Giving All To God

Giving All To God March 8, 2014

It is well known that Greeks rarely offered holocaust sacrifices – sacrifices in which the entire animal is offered to the gods by being consumed in the fire. the most common sacrifice was the thysia, which always culminated with a meal.

Alongside the rare holocausts were the equally rare “moirocausts,” in which an an entire leg or some portion of flesh was burned, reducing the meat available to the human worshipers.

Early in the twentieth century, it was thought (by Jane Harrison among others) that holocausts were reserved for chthonic deities, but that category is now questioned.

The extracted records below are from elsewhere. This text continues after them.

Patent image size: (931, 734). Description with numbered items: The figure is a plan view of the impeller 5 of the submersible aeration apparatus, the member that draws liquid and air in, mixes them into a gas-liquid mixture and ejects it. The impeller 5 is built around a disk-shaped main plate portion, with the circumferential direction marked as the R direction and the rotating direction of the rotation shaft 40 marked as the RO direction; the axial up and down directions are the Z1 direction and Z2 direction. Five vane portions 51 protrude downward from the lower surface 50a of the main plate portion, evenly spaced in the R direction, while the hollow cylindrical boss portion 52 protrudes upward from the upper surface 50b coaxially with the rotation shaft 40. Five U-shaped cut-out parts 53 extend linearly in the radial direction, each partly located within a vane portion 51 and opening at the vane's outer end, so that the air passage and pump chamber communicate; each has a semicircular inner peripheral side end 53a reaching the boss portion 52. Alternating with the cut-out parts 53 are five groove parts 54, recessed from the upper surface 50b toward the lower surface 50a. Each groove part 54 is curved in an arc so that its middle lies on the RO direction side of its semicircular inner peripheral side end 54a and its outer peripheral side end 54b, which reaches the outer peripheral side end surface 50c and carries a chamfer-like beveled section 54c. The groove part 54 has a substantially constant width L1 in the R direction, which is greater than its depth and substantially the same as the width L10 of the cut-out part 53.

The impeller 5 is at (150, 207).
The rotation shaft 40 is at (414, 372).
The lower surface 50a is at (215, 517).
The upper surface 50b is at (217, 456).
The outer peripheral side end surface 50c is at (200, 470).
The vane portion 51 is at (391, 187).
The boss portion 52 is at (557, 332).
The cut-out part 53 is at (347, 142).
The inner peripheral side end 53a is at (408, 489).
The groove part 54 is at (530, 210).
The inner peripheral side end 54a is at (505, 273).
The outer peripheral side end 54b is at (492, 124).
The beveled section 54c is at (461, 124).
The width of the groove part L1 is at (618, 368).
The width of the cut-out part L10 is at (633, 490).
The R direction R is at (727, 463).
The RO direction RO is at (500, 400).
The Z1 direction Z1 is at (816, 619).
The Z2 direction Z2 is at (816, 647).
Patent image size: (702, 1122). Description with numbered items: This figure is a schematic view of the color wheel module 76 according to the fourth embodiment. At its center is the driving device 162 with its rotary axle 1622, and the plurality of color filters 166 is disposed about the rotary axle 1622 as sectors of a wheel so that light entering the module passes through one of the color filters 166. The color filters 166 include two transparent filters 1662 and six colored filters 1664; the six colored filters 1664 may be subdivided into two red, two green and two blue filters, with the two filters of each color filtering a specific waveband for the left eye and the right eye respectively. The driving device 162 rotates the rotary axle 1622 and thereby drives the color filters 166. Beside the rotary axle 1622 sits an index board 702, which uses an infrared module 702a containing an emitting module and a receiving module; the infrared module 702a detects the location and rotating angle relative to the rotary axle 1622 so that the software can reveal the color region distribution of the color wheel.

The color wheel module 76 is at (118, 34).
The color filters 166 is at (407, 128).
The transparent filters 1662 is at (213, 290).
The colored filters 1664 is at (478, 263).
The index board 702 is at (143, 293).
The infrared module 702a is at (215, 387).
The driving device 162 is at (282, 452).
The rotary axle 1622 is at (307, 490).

Gunnel Ekroth suggests that the difference between the thysia and the holocaust didn’t have to do with the divine recipient but the “intensity” of the rite. Low-intensity sacrifices were done on a regular basis “for the upkeep of order, when no unusual or threatening events have taken place.” High-intensity rituals, including holocausts were offered “when disasters and misfortunes have occurred, events which are taken as signs that the relations to the gods have been damaged” (90-1; full bibliographic information below).

Ancient Greeks themselves noticed a difference between Greek and Hebrew sacrifice on this point. Ekroth writes, “The use and meaning of holocausts seem to be fundamentally different in Greek sacrifices as compared

with Israelite rituals. Theophrastos (referred to by Porphyrios, De abstinentia II, 26, 1–2) even
claims that if the Greeks would have to sacrifice like the Jews, they would cease doing it, since the
latter
do not eat the sacrificial victims but burn them completely. In Israelite cult, the burning of
entire victims was a standard part of the ritual, especially of the daily ritual in the temple in Jerusalem,
and considered as the best gift that could be offered to God. The purpose seems primarily to
have been purificatory, but the fact that a holocaust actually would leave no meat for the worshippers
to dine on seems also to have been central, since the renunciation of the meat by the humans in
order to turn it over entirely to God increased the importance and value of the offerings” (92, fn. 28).

Perhaps we can explain in terms of Ekroth’s theory: Israel offered daily holocausts because they were under constant threat of damaged relations, because the world was in a state of permanent disaster. If so, the cancellation of daily sacrifice takes on a heightened significance: It means that the crisis of millennia is over.

Ekroth, “Burnt, Cooked or Raw? Divine and Human Culinary Desires at Greek Animal Sacrifice” in Eftychia Stavrianopoulou, et. al., eds., Transformations in Sacrificial Practices: From Antiquity to Modern Times (Berkin: LIT, 2008) 87-111.